Question

Can someone that is comfortable explaining infinite series please help?????

Answer 1

how does
\[\sum_{n=0}^{\infty}n!x ^{n}=1+0+0+0....=1\]

Answer 2

This is for x=0. I know that 0!=1 but how does that apply to the first term? you have 1*0^0 so then how is that one?????

Answer 3

Appearently 0^0=1.
Hmm I had never really thought about that before. D:
Seems unintuitive. I'll have to read up on that.

Answer 4

o^0 is not equal to one, it is an indeterninate form as far as I have been told

Answer 5

Are you sure that n factorial doesn't go to the denominator and that the whole thing isn't multiplied by \(e^{-x}\).
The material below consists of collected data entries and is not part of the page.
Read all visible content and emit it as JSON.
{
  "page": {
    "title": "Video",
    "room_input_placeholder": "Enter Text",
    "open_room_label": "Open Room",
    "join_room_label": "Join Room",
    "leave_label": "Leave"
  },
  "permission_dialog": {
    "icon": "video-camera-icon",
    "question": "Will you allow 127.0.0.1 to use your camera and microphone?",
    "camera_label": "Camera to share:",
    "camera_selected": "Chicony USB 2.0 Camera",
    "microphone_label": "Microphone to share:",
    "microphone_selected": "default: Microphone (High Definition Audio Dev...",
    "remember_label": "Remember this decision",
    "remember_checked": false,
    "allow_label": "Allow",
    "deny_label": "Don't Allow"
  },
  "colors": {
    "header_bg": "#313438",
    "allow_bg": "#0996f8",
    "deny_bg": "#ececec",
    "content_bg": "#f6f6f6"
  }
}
I say this because:
$$
\bf
\sum_{n-0}^{\infty}\dfrac{x^n}{n!}=e^x
$$

Answer 6

I am one hundred percent sure, I have to learn power series on my own because of the differences in course outlines from one school to the next. This example comes directly from the textbook

Answer 7

And this is for x=0 or for x near 0? :o just checking.

Answer 8

it uses this example with the ratio test to show that the limit is = infinity. Then they say "therefore the power series converges only at it's center with a radius of convergence=0" that makes zero sense to me. I thought the ratio test said that if the limit was greater than z4ero the series diverges. But this one is equal to infinity and converges at x=0? doesn't make sense

Answer 9

@zepdrix I am going to post verbatim what it says give me one second

Answer 10

The only logical conclusion is that your book assumes that 0^0 =1. But this is by no means definitive:
https://cs.uwaterloo.ca/~alopez-o/math-faq/mathtext/node14.html

Answer 11

You are correct, by the ratio test this series diverges because the ratio is greater than 1.

Answer 12

Find the radius of convergence of \[\sum_{n=0}^{\infty}n!x ^{n}\]
Solution:
For x=0 you obtain\[f(0)=\sum_{n=0}^{\infty}n!0^{n}=1+0+0+0....=1\]
for any fixed value such that\[\left| x \right|>0\] let u=\[n!x ^{n}\] then \[\lim_{n \rightarrow \infty}\left| \frac{ u _{n+1} }{ u _{n} } \right|=\left| x \right|\lim_{n \rightarrow \infty}(n+1)=\]Infinity
Therefore by the ratio test the series diverges for\[\left| x \right|>0\]

Answer 13

and converges only at its center,0. So the radius of convergence is r=0

Answer 14

And that folks is what has me stumped

Answer 15

all of it makes sense accept for the part where the series equals one when x=0

Answer 16

Yah it looks like they're assuming 0^0 to be 1.
That's the only way that I can see \(\large f(0)\) equalling \(\large 1\).

Answer 17

The rest of it makes sense though? Oh that's good :)

Answer 18

That's right. The radius of convergence can also e determined by :

$$
\Large \frak{R}\tt=\lim_{n\to\infty} \dfrac{n!x^n}{(n+1)!x^{n+1}}=0
$$

Answer 19

@zepdrix I agree but I don't like the 0^0 BECAUSE THIS SAME BOOK Teaches that as an indeterminate form 'From which yo can make no conlusions" ane @ybarrap I don't recognize that

Answer 20

Hmm yah that's weird :(

Answer 21

You have to assume that the author borrowed someone else's book that recognizes 0^0=1 and so therefore is a typo in consistency.

Answer 22

@SithsAndGiggles You are very good at these do you have anything to add to this?

Answer 23

Thank you all for your help Hopefully one day I can help you guys/gals with something (not likely cause you are all GURU's)

Answer 24

One final word from the Maestro, Wolfram: http://www.wolframalpha.com/input/?i=0%5E0

Answer 25

I checked that before I even waisted anyone's time @ybarrap lol

Answer 26

Yeah I do that, too

Answer 27

Nope, nothing to add, I share the same concerns.

Answer 28

Ok thanks again everyone